GOP leaders offer ‘fiscal cliff’ counterproposal

Would Raise Medicare’s Eligibility Age to 67

By Lori Montgomery for the Washington Post

House GOP leaders endorsed a debt-reduction plan Monday that would raise tax collections by $800 billion over the next decade, but they refused to budge on higher tax rates for the wealthy, the central issue dividing Republicans and Democrats.

In making a counteroffer to President Obama, House Speaker John A. Boehner (R-Ohio) and other senior Republicans suggested that a framework laid out by Democrat Erskine Bowles last year could serve as a starting point for talks aimed at averting the year-end “fiscal cliff.”

That framework aims to raise new revenue through an overhaul of the tax code. It also calls for slicing $600 billion from federal health programs, in part by increasing the Medicare eligibility age from 65 to 67, and saving $200 billion by applying a less generous measure of inflation to all federal programs, including Social Security benefits, according to GOP aides.

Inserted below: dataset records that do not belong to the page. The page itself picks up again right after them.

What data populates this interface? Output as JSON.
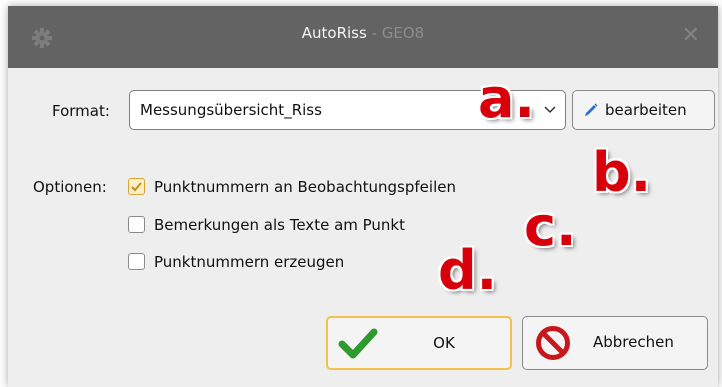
{
  "window": {
    "title": "AutoRiss",
    "title_suffix": " - GEO8",
    "close_glyph": "✕"
  },
  "format": {
    "label": "Format:",
    "selected_value": "Messungsübersicht_Riss",
    "edit_button_label": "bearbeiten"
  },
  "options": {
    "label": "Optionen:",
    "items": [
      {
        "label": "Punktnummern an Beobachtungspfeilen",
        "checked": true
      },
      {
        "label": "Bemerkungen als Texte am Punkt",
        "checked": false
      },
      {
        "label": "Punktnummern erzeugen",
        "checked": false
      }
    ]
  },
  "buttons": {
    "ok_label": "OK",
    "cancel_label": "Abbrechen"
  },
  "annotations": {
    "a": "a.",
    "b": "b.",
    "c": "c.",
    "d": "d."
  },
  "icons": {
    "title": "gear-icon",
    "dropdown": "chevron-down-icon",
    "edit": "pencil-icon",
    "ok": "checkmark-icon",
    "cancel": "prohibition-icon",
    "close": "close-icon"
  },
  "colors": {
    "titlebar": "#636363",
    "dialog_bg": "#eeeeee",
    "accent_check": "#d8a534",
    "ok_border": "#f2c24a",
    "ok_icon": "#2e9a2e",
    "cancel_icon": "#c8171b",
    "annotation": "#d8000a"
  }
}
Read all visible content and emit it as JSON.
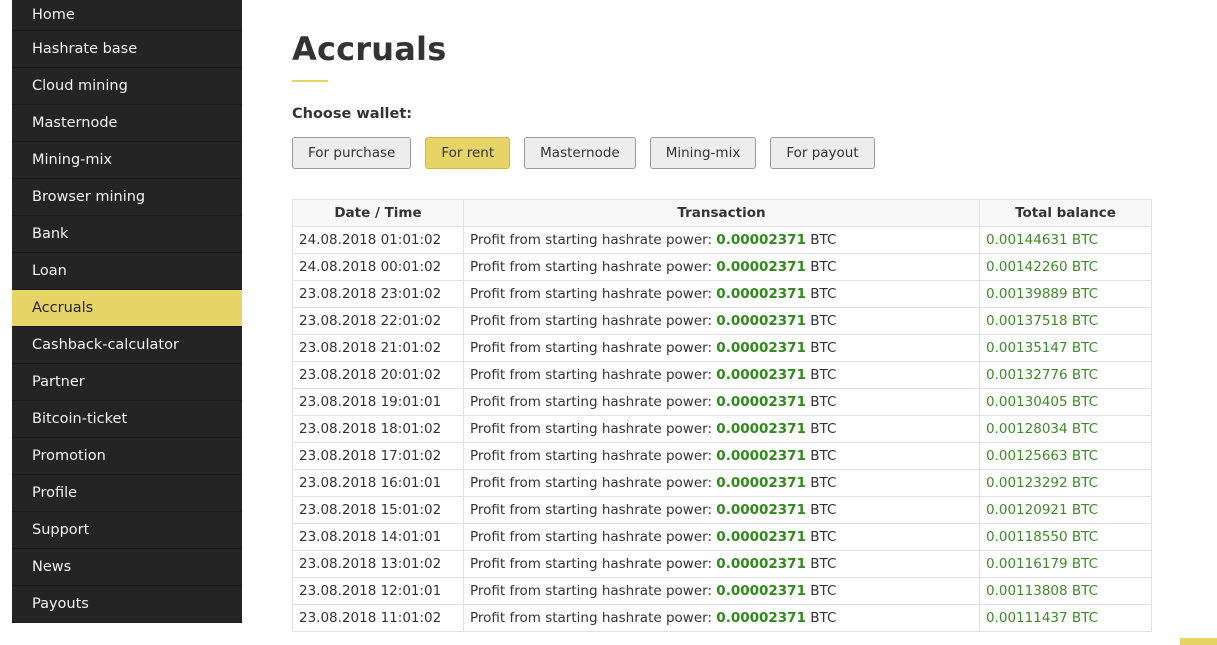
{
  "sidebar": {
    "items": [
      {
        "label": "Home",
        "active": false
      },
      {
        "label": "Hashrate base",
        "active": false
      },
      {
        "label": "Cloud mining",
        "active": false
      },
      {
        "label": "Masternode",
        "active": false
      },
      {
        "label": "Mining-mix",
        "active": false
      },
      {
        "label": "Browser mining",
        "active": false
      },
      {
        "label": "Bank",
        "active": false
      },
      {
        "label": "Loan",
        "active": false
      },
      {
        "label": "Accruals",
        "active": true
      },
      {
        "label": "Cashback-calculator",
        "active": false
      },
      {
        "label": "Partner",
        "active": false
      },
      {
        "label": "Bitcoin-ticket",
        "active": false
      },
      {
        "label": "Promotion",
        "active": false
      },
      {
        "label": "Profile",
        "active": false
      },
      {
        "label": "Support",
        "active": false
      },
      {
        "label": "News",
        "active": false
      },
      {
        "label": "Payouts",
        "active": false
      }
    ]
  },
  "page": {
    "title": "Accruals",
    "choose_label": "Choose wallet:"
  },
  "wallet_buttons": [
    {
      "label": "For purchase",
      "active": false
    },
    {
      "label": "For rent",
      "active": true
    },
    {
      "label": "Masternode",
      "active": false
    },
    {
      "label": "Mining-mix",
      "active": false
    },
    {
      "label": "For payout",
      "active": false
    }
  ],
  "table": {
    "headers": [
      "Date / Time",
      "Transaction",
      "Total balance"
    ],
    "tx_prefix": "Profit from starting hashrate power:",
    "currency": "BTC",
    "rows": [
      {
        "date": "24.08.2018 01:01:02",
        "amount": "0.00002371",
        "balance": "0.00144631 BTC"
      },
      {
        "date": "24.08.2018 00:01:02",
        "amount": "0.00002371",
        "balance": "0.00142260 BTC"
      },
      {
        "date": "23.08.2018 23:01:02",
        "amount": "0.00002371",
        "balance": "0.00139889 BTC"
      },
      {
        "date": "23.08.2018 22:01:02",
        "amount": "0.00002371",
        "balance": "0.00137518 BTC"
      },
      {
        "date": "23.08.2018 21:01:02",
        "amount": "0.00002371",
        "balance": "0.00135147 BTC"
      },
      {
        "date": "23.08.2018 20:01:02",
        "amount": "0.00002371",
        "balance": "0.00132776 BTC"
      },
      {
        "date": "23.08.2018 19:01:01",
        "amount": "0.00002371",
        "balance": "0.00130405 BTC"
      },
      {
        "date": "23.08.2018 18:01:02",
        "amount": "0.00002371",
        "balance": "0.00128034 BTC"
      },
      {
        "date": "23.08.2018 17:01:02",
        "amount": "0.00002371",
        "balance": "0.00125663 BTC"
      },
      {
        "date": "23.08.2018 16:01:01",
        "amount": "0.00002371",
        "balance": "0.00123292 BTC"
      },
      {
        "date": "23.08.2018 15:01:02",
        "amount": "0.00002371",
        "balance": "0.00120921 BTC"
      },
      {
        "date": "23.08.2018 14:01:01",
        "amount": "0.00002371",
        "balance": "0.00118550 BTC"
      },
      {
        "date": "23.08.2018 13:01:02",
        "amount": "0.00002371",
        "balance": "0.00116179 BTC"
      },
      {
        "date": "23.08.2018 12:01:01",
        "amount": "0.00002371",
        "balance": "0.00113808 BTC"
      },
      {
        "date": "23.08.2018 11:01:02",
        "amount": "0.00002371",
        "balance": "0.00111437 BTC"
      }
    ]
  },
  "colors": {
    "accent": "#e6d466",
    "sidebar_bg": "#242424",
    "amount_green": "#2e8b1a"
  }
}
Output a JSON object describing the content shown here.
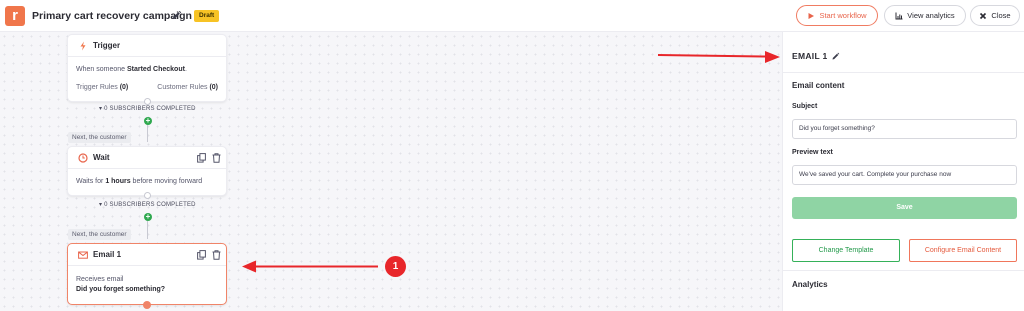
{
  "header": {
    "logo_letter": "r",
    "campaign_title": "Primary cart recovery campaign",
    "status_badge": "Draft",
    "start_label": "Start workflow",
    "analytics_label": "View analytics",
    "close_label": "Close"
  },
  "canvas": {
    "trigger": {
      "title": "Trigger",
      "text_prefix": "When someone ",
      "text_event": "Started Checkout",
      "text_suffix": ".",
      "trigger_rules_label": "Trigger Rules ",
      "trigger_rules_count": "(0)",
      "customer_rules_label": "Customer Rules ",
      "customer_rules_count": "(0)",
      "subscribers": "▾ 0 SUBSCRIBERS COMPLETED"
    },
    "next_label_1": "Next, the customer",
    "wait": {
      "title": "Wait",
      "text_prefix": "Waits for ",
      "text_duration": "1 hours",
      "text_suffix": " before moving forward",
      "subscribers": "▾ 0 SUBSCRIBERS COMPLETED"
    },
    "next_label_2": "Next, the customer",
    "email": {
      "title": "Email 1",
      "line1": "Receives email",
      "subject": "Did you forget something?"
    },
    "annotation_number": "1"
  },
  "panel": {
    "title": "EMAIL 1",
    "section_content": "Email content",
    "subject_label": "Subject",
    "subject_value": "Did you forget something?",
    "preview_label": "Preview text",
    "preview_value": "We've saved your cart. Complete your purchase now",
    "save_label": "Save",
    "change_template_label": "Change Template",
    "configure_label": "Configure Email Content",
    "section_analytics": "Analytics"
  },
  "colors": {
    "brand": "#f0764b",
    "draft": "#f7c325",
    "save_disabled": "#8fd4a4",
    "annotation_red": "#e8262a"
  },
  "icons": [
    "pencil-icon",
    "play-icon",
    "bar-chart-icon",
    "close-icon",
    "lightning-icon",
    "clock-icon",
    "envelope-icon",
    "copy-icon",
    "trash-icon",
    "plus-icon"
  ]
}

For the first time, Boehner managed to get his entire leadership team — including conservative champions such as House Majority Leader Eric Cantor (Va.) and House Budget Committee Chairman Paul Ryan (Wis.), the 2012 vice-presidential candidate — to publicly sign on to a plan that explicitly calls for new tax revenue. Republicans say they are willing to extract all the new tax money from households earning more than $250,000 a year, the same group Obama wants to target with higher tax rates. But the GOP plan would raise the money by wiping out deductions instead of raising rates.

In a meeting with reporters, Boehner called it “a credible plan that deserves serious consideration by the White House.”

But Democrats said the proposed cuts to social safety-net programs would outweigh higher taxes. And they said Republicans have not made clear how they would raise the additional tax revenue without imposing new burdens on the middle class.

“The Republican letter released today does not meet the test of balance. In fact, it actually promises to lower rates for the wealthy and sticks the middle class with the bill,” White House communications director Dan Pfeiffer said in a statement. “Until the Republicans in Congress are willing to get serious about asking the wealthiest to pay slightly higher tax rates, we won’t be able to achieve a significant, balanced approach to reduce our deficit.”

Boehner spokesman Brendan Buck fired back in a statement, “If the President is rejecting this middle ground offer, it is now his obligation to present a plan that can pass both chambers of Congress.”

In adopting the framework laid out by Bowles, a former chief of staff to President Bill Clinton and more recently co-chairman of a bipartisan committee set up to tackle the national debt, the Republicans may have taken a step toward the middle. But Democrats — including Bowles — and independent budget analysts argued that the actual middle ground between the two parties has shifted dramatically since the November election, when Democrats made gains in both chambers of Congress and Obama held on to the White House after promising to raise taxes on the rich.